Scalar-Wave Signatures of Wormholes in Dark Matter Halos

Abstract

We identify scalar-wave signatures of massless fields propagating in static, spherically symmetric wormholes embedded within realistic dark matter halos. Starting from a general line element with arbitrary redshift and shape functions, we recast the radial Klein-Gordon equation in Schr\"odinger form, explicitly separating contributions from gravitational redshift, spatial curvature, and angular momentum. The dynamics reduce to a generalized Helmholtz equation with a space- and frequency-dependent effective refractive index that encodes the throat geometry, halo curvature, and centrifugal effects, asymptotically recovering free-space propagation.
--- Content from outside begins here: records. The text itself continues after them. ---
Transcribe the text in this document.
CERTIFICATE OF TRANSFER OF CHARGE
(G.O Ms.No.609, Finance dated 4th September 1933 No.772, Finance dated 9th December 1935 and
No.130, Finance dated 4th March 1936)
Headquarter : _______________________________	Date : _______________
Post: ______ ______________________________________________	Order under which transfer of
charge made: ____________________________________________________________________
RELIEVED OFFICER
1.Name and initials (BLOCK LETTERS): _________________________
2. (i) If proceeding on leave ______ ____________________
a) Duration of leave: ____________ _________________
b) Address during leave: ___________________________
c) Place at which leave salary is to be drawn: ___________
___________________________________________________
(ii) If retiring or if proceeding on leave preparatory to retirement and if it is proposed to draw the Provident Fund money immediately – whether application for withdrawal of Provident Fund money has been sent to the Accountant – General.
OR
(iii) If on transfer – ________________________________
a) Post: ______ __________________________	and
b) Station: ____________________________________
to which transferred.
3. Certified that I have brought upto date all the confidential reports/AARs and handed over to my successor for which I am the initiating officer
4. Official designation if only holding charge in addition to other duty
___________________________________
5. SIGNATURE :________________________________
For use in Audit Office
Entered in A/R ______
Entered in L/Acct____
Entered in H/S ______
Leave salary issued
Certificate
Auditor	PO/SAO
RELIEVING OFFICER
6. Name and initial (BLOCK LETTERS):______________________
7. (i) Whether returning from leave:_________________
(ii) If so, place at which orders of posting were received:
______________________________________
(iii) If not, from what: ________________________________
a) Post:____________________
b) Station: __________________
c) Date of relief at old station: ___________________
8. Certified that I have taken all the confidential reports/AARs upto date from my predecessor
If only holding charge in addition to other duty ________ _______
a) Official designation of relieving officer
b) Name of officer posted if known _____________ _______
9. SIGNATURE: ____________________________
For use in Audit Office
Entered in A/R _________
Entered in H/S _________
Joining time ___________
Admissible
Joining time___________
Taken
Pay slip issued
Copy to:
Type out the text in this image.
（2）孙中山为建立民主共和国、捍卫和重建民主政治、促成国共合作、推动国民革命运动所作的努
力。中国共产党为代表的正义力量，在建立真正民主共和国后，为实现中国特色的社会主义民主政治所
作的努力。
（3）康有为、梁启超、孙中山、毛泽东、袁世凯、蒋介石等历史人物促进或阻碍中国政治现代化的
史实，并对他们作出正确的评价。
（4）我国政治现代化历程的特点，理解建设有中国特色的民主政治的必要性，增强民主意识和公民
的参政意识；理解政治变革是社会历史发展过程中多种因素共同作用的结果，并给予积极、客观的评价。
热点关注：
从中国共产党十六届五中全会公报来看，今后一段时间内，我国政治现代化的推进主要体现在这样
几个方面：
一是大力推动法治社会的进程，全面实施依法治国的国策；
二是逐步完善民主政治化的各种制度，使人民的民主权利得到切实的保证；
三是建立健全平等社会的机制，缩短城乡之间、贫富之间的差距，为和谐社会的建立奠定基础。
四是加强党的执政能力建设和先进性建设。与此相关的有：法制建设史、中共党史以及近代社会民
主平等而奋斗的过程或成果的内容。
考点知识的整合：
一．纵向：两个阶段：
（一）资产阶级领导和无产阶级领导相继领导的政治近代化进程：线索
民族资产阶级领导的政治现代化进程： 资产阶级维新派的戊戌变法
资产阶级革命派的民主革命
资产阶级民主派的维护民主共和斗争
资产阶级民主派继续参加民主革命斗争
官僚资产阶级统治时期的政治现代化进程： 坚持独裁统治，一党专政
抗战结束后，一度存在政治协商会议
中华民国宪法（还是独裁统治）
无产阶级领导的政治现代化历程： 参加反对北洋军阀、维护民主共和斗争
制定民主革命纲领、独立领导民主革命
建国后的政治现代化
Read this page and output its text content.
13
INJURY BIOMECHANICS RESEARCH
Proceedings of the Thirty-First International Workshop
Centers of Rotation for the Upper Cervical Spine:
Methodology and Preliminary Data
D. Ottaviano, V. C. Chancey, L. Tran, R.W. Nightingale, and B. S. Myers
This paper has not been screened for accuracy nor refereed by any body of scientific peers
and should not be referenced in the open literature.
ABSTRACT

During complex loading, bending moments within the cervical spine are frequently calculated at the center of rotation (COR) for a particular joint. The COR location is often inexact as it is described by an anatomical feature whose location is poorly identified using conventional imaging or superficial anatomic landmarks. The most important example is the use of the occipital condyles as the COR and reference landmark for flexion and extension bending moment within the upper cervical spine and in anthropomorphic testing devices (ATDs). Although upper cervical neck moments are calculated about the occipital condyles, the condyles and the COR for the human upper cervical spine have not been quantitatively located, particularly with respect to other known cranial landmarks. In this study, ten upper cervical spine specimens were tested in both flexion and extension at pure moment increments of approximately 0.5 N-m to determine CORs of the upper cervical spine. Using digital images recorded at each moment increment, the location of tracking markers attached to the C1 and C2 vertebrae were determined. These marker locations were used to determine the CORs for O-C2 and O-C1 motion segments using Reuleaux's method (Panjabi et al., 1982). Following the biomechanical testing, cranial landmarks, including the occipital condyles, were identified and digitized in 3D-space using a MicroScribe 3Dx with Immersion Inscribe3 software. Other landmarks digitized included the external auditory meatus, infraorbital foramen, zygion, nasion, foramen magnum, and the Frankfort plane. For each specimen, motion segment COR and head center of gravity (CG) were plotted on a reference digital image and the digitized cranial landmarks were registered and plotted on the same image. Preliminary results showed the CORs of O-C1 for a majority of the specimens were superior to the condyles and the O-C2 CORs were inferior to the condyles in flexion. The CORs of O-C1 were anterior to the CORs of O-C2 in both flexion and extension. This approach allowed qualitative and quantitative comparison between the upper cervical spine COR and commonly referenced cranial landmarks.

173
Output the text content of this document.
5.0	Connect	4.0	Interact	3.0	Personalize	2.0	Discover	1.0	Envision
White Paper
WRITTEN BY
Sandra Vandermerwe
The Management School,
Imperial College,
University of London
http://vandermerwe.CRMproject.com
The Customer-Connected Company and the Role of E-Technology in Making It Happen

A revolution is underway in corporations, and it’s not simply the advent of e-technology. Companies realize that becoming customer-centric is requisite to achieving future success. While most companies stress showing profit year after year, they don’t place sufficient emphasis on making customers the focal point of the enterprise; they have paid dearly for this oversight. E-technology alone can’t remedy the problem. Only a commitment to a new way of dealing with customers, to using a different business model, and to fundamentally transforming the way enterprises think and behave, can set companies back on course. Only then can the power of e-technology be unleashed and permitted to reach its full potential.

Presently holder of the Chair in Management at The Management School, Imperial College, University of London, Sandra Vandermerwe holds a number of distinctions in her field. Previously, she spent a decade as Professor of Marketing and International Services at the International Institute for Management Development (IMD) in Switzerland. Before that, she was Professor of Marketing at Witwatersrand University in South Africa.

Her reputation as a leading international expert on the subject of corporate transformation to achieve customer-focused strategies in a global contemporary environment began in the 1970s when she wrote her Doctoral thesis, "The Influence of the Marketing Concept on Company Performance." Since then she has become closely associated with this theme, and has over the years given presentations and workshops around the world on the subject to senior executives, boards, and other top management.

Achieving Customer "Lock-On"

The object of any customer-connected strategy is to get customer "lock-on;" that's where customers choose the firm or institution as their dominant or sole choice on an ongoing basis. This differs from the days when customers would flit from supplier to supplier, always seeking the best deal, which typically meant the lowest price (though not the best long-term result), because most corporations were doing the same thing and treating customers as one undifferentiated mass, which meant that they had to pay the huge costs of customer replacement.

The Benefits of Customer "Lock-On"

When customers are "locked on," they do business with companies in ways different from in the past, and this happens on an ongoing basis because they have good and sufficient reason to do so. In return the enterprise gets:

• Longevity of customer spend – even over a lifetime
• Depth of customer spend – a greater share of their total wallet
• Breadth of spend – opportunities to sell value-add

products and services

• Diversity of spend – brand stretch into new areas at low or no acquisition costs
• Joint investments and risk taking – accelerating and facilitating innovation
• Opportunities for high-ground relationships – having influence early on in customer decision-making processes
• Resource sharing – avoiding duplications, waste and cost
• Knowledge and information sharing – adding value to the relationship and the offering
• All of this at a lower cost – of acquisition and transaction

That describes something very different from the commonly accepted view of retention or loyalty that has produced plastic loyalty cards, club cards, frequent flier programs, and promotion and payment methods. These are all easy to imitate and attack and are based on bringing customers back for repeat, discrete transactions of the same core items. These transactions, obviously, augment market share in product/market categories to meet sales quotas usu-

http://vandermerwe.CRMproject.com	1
Applying this framework to Navarro-Frenk-White, Thomas-Fermi Bose-Einstein condensate, and Pseudo-Isothermal halo models, and considering zero, Teo-type, and cored redshift functions, we uncover evanescent regions and suppression of high-angular-momentum modes in the vicinity of the throat. High-frequency waves approach the geometric-optics regime, whereas low-frequency modes exhibit strong curvature-induced localization. In the geometric-optics limit, the effective refractive index reproduces null-geodesic trajectories, while finite-frequency effects capture evanescent zones and tunneling phenomena. This work establishes the first exact, non-perturbative framework linking wormhole geometry and realistic dark matter halos to observable scalar-wave propagation phenomena, including evanescence, mode suppression, and frequency-dependent localization.